On Nov 12, two stations in Yakutia —Saskylakh (-45.2C) and Yubileynaya (-45C) — dropped to their coldest November 12 readings on record. Saskylakh beat its 1972 record (of -44.9C), while Yubileynaya bested a mark that had stood since 1949 (-42.8C).
Across central Yakutia, overnight lows continue to sink to -35C to -40C (-31F to -40F), with clearings dropping even lower. In the northeast and northwest, thermometers are expected to hover between -40C and -45C, with lowland pockets plunging toward -48C (-54F). The region faces increasing northwesterly winds up to 18 m/s, bringing blizzards to parts of Neryungri District.

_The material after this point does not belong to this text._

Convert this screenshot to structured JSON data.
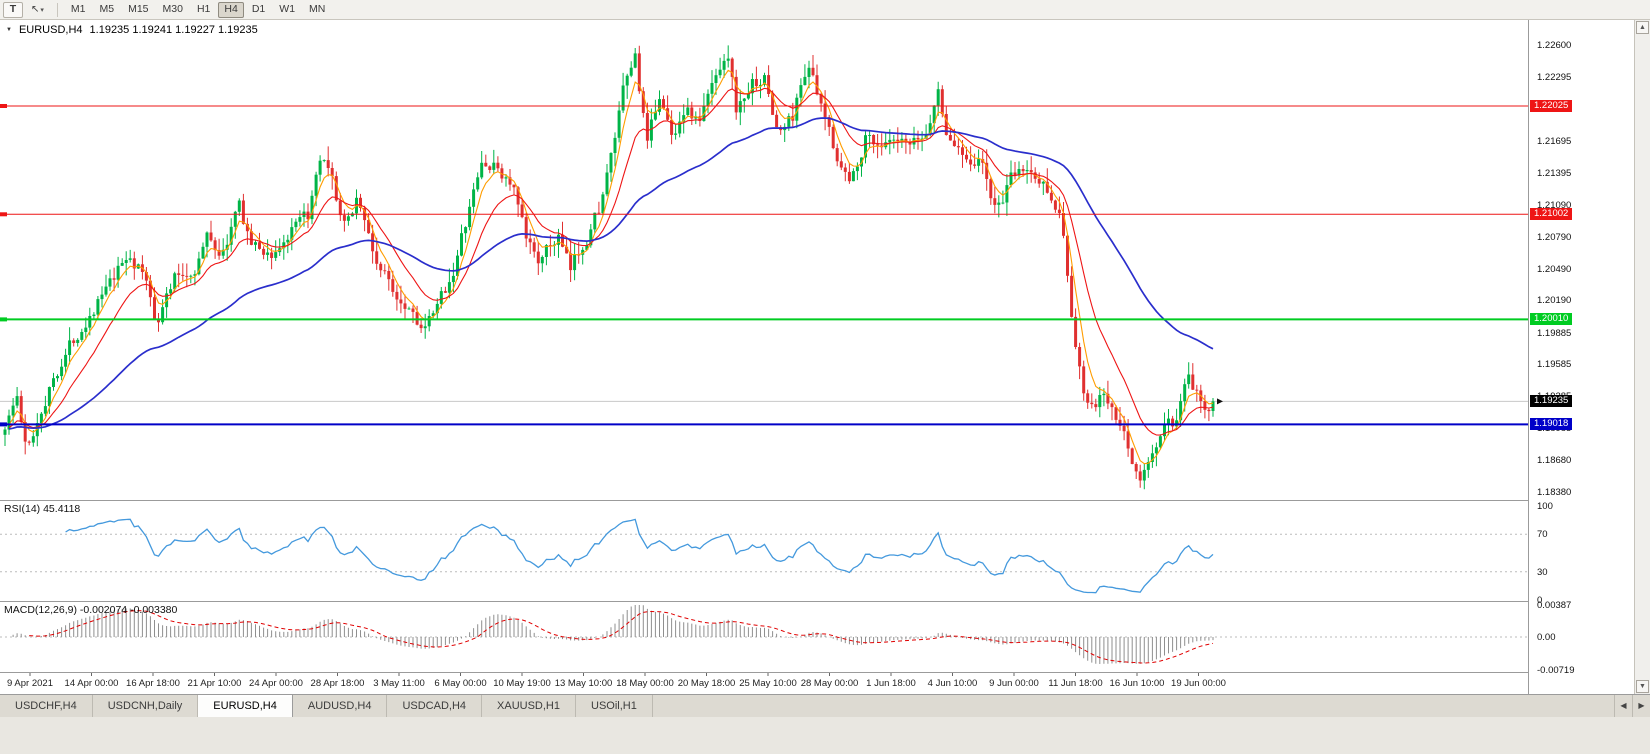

Heavy snow, a “winter wonderland”—according to reports—is currently unfolding in Sheregesh, Kemerovo Oblast:
Yakutsk remains locked in deep freeze, with daytime highs struggling to -25C (-13F) and nights below -30C (-22F). The pattern signals an early and intense start to winter across Siberia, coinciding with ongoing, ever-accumulating snows.
Snowfall is building to the south too, in northern China. Below is a look at Altay, Xinjiang on the evening of Nov 13:
Northern India Shivers
Odisha’s Daringbadi has crashed to 7.6C (45F), an unusually low mid-November minimum and one of the sharpest early-season chills recorded in the Eastern Ghats.